De afdruktaak wordt niet gestart
-
Controle 1 Controleer of de stekker goed is aangesloten en druk vervolgens op de knop AAN (ON) om de printer in te schakelen.
Terwijl het AAN/UIT (POWER)-lampje knippert, is de printer bezig met initialiseren. Wacht totdat het AAN/UIT (POWER)-lampje stopt met knipperen en blijft branden.
Opmerking
-
Als u omvangrijke gegevens afdrukt, bijvoorbeeld een foto of afbeelding, kan het langer duren voordat met afdrukken wordt gestart. Terwijl het AAN/UIT (POWER)-lampje knippert, is de computer bezig met het verwerken van gegevens en het versturen van gegevens naar de printer. Wacht totdat het afdrukken wordt gestart.
-
-
Controle 2 Controleer of de printer correct op de computer is aangesloten.

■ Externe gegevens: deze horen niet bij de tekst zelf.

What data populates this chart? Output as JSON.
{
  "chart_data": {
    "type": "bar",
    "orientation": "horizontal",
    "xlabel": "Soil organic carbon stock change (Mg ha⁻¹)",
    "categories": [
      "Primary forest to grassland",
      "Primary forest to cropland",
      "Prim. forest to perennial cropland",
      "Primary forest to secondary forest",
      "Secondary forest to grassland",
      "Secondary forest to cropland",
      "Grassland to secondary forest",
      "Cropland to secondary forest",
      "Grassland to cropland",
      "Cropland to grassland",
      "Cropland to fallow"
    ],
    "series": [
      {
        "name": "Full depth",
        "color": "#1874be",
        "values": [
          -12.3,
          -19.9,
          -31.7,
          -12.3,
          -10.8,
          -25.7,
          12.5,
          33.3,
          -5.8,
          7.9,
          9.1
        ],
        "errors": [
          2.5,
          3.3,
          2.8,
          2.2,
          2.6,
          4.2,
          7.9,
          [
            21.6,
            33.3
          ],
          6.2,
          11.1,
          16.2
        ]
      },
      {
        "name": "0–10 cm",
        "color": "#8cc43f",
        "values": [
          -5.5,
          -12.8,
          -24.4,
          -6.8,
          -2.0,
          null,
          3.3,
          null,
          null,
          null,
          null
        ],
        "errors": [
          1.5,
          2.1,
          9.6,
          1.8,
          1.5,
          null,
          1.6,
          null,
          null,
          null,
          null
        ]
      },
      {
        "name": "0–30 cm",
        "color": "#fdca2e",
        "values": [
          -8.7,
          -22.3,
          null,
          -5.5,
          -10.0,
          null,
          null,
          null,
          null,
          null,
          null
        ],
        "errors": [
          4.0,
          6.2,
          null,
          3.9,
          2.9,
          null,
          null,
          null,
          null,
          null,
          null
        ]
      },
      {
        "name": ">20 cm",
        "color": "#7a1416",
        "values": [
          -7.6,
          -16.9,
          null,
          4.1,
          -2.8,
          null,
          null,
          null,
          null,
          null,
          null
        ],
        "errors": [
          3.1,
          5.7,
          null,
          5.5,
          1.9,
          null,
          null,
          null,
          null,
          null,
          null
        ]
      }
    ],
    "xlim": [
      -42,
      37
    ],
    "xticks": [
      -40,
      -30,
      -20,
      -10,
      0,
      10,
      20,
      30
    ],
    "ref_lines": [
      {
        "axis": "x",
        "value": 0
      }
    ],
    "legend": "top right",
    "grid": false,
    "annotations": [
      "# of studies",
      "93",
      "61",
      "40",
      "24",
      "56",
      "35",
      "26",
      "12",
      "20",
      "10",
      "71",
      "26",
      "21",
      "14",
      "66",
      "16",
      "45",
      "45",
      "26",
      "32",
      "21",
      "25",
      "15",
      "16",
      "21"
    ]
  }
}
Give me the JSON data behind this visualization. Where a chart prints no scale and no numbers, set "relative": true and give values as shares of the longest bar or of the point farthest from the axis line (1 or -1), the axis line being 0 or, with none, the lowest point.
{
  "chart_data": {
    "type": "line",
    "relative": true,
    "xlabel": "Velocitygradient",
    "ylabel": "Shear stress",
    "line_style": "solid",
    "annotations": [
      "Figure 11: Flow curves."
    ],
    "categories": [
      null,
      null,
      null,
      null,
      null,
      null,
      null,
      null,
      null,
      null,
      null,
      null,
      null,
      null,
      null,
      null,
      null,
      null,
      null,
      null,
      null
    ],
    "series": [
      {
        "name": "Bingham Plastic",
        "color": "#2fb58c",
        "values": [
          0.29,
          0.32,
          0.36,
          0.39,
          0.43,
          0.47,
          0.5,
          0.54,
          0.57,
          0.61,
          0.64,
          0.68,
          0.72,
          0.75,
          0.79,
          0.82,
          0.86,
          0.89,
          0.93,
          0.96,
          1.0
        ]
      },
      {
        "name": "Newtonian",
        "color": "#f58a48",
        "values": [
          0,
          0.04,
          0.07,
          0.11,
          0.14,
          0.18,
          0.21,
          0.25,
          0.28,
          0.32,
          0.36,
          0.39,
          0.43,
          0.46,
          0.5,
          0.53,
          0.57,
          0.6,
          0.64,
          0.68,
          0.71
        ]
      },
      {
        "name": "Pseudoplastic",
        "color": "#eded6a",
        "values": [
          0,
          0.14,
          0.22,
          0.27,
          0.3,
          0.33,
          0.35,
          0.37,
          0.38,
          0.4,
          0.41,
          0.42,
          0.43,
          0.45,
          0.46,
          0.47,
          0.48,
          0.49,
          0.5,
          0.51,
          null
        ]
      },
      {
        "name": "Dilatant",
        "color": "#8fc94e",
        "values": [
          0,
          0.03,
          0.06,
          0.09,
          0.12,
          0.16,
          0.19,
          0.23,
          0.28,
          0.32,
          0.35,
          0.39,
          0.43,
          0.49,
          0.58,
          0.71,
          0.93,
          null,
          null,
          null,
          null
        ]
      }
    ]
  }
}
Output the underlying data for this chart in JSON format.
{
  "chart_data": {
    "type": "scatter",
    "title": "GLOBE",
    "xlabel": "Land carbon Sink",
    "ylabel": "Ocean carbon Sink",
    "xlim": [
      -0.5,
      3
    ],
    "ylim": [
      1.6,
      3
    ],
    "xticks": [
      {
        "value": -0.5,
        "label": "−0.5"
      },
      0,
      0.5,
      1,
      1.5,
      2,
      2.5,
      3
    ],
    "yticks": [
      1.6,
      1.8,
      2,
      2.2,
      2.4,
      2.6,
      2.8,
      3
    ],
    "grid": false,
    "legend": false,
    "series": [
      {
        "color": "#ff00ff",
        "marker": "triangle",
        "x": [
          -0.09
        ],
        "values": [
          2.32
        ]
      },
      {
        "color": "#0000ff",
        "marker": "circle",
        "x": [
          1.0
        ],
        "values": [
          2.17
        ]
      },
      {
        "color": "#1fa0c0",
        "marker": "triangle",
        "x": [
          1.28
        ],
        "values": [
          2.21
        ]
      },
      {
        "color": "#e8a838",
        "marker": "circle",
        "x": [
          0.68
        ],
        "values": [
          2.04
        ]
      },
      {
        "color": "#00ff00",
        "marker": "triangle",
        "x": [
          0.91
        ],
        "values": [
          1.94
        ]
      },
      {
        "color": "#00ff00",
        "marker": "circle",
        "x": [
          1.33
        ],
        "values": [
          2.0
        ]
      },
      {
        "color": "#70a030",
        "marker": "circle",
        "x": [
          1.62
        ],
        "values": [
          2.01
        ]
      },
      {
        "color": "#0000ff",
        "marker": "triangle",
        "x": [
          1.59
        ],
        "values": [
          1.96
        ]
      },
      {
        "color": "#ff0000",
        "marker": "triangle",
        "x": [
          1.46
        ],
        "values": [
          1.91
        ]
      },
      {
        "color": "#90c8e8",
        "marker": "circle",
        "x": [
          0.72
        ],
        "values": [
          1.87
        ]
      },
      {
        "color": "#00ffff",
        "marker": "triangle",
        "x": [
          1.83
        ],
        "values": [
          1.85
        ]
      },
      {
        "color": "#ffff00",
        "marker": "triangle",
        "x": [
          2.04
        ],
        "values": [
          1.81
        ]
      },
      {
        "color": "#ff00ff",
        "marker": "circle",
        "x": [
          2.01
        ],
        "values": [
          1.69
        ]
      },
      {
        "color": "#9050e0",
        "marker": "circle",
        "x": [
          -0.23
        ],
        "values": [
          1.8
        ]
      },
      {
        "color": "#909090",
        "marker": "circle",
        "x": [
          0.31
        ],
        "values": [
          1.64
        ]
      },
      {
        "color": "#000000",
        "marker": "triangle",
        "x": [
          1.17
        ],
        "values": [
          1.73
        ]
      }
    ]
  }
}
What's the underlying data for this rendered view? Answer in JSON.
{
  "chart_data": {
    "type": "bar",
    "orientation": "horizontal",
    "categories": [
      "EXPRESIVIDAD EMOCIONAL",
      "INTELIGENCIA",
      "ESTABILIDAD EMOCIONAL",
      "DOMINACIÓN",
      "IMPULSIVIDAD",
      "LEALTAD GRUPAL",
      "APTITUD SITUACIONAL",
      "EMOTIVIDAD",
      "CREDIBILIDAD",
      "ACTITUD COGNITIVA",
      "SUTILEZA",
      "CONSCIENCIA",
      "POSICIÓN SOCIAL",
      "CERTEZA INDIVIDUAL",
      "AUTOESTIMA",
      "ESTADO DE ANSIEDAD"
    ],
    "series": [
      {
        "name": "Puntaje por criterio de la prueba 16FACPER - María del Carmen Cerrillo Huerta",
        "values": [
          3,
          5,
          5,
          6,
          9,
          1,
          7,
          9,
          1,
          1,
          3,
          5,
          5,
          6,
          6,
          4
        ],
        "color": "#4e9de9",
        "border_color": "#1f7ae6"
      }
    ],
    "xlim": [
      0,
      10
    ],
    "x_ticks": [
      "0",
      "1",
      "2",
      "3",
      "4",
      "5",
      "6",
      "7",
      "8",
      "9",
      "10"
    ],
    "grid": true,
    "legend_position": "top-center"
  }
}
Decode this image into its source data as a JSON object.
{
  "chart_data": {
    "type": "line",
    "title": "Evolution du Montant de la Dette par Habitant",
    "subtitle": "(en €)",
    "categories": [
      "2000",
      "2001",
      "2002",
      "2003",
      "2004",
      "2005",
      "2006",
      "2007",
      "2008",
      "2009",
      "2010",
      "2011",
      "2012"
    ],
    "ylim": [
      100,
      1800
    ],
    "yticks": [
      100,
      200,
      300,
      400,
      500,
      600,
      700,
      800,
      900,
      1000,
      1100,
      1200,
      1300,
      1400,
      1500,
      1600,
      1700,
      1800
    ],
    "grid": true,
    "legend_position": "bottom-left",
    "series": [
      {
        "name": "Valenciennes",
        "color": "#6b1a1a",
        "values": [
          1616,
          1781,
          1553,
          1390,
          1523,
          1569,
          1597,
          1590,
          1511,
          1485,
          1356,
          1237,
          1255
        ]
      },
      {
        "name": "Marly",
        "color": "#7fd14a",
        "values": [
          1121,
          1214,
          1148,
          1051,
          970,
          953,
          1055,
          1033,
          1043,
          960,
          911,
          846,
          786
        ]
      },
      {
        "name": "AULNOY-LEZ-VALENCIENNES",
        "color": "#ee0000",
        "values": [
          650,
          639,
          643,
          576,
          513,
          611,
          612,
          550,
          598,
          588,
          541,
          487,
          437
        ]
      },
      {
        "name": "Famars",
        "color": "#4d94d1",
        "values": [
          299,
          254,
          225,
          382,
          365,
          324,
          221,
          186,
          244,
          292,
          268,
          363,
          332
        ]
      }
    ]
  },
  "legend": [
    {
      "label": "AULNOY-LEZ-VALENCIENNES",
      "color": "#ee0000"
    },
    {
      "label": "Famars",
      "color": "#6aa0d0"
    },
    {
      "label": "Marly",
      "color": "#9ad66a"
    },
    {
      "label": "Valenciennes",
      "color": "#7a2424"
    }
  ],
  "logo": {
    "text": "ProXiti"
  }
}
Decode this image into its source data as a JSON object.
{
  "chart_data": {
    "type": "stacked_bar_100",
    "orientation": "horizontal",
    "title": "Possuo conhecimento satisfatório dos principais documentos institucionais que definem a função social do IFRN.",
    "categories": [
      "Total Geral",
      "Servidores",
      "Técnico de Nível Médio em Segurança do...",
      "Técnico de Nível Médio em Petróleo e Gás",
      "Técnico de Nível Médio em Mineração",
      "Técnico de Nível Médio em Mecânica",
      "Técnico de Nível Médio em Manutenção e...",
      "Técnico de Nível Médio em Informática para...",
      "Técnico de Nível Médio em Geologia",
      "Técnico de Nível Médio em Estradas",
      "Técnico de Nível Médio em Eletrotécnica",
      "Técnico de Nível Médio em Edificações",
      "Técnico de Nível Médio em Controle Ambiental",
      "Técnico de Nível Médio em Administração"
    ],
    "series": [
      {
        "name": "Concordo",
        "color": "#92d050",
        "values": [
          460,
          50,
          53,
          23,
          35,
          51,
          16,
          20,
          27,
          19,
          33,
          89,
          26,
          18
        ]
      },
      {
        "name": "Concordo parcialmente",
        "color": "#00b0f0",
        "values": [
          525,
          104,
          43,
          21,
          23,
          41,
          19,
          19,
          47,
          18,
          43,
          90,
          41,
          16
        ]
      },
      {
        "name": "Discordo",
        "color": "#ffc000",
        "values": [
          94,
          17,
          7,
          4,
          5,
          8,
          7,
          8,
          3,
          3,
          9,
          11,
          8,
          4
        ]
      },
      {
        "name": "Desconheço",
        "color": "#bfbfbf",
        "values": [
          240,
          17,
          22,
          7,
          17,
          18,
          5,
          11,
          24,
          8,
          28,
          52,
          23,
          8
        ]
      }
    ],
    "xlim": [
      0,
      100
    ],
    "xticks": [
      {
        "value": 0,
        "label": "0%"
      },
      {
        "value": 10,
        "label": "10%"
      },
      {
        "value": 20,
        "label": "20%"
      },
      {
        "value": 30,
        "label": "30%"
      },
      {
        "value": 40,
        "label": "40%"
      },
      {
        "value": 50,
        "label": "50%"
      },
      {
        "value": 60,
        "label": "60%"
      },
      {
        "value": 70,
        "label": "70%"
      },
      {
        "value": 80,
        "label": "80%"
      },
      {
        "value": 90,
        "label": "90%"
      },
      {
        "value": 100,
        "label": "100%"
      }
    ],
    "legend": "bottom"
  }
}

Als de printer met een USB-kabel op de computer is aangesloten, controleert u of de USB-kabel goed is aangesloten op de printer en de computer en controleert u daarna het volgende:
-
Als u een doorschakelapparaat zoals een USB-hub gebruikt, koppelt u dit los, sluit u de printer rechtstreeks aan op de computer en probeert u opnieuw af te drukken. Als het afdrukken normaal wordt gestart, is er een probleem met het doorschakelapparaat. Neem contact op met de verkoper van uw doorschakelapparaat voor meer informatie.
-
Er kan ook een probleem met de USB-kabel zijn. Vervang de USB-kabel en probeer nogmaals af te drukken.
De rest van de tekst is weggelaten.